The deal is claimed to be one of the largest in the pharmaceutical sector this year.

AEMH is currently owned by Alvogen Lux Holdings, whose key shareholders include CVC Capital Partners and Temasek Holdings of Singapore.

On concluding the takeover, the consortium will become a shareholder in oncology pharmaceutical company Lotus Pharmaceuticals, as well as Alvogen Malta.
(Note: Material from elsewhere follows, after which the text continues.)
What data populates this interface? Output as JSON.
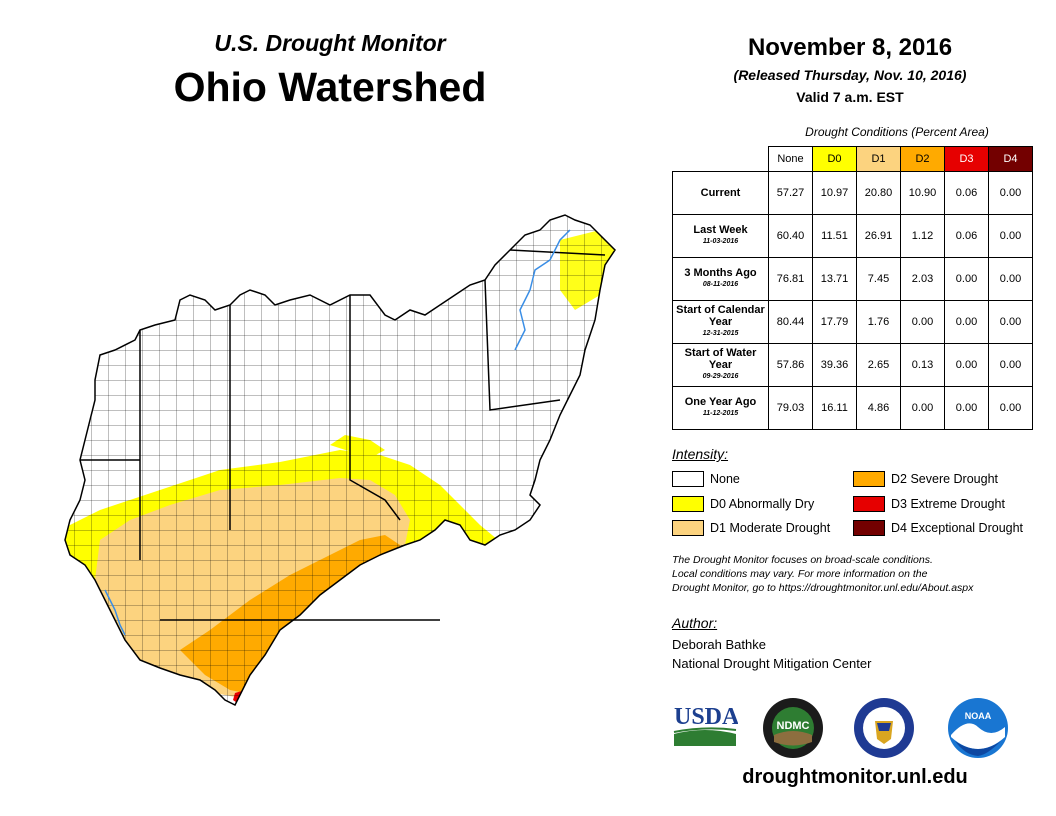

In 2014, Alvogen acquired a major stake in Lotus, which grew into a company with direct market access in more than ten countries in Asia.

Lotus and Adalvo said they will have a competitive benefit in the sector due to the consortium’s exclusive market knowledge and robust shareholder support, allowing them to grow their leadership worldwide.

Aztiq founder and Alvogen chairman and CEO Róbert Wessman will remain in position as Lotus and Adalvo’s board chairman.

Wessman said: “I would like to take this opportunity to thank the existing shareholders for their great support in the transformation of both Lotus and Adalvo, and at the same time to welcome our new partner Innobic as we look forward to carrying out the essential work of expanding access to medicines to more people who need them.

“With our vast collective expertise, and the comprehensive geographic networks and solid market intelligence in the Alliance of South-East Asian Nations (ASEAN brought by Innobic and PTT, I believe that Lotus and Adalvo will have a compelling competitive advantage, enabling both enterprises to support one another and advance their global leadership in their sectors.”

The deal is expected to close in the first quarter of next year.

In October 2019, Czech pharmaceutical company Zentiva signed a definitive agreement to buy Alvogen’s Central and Eastern European business.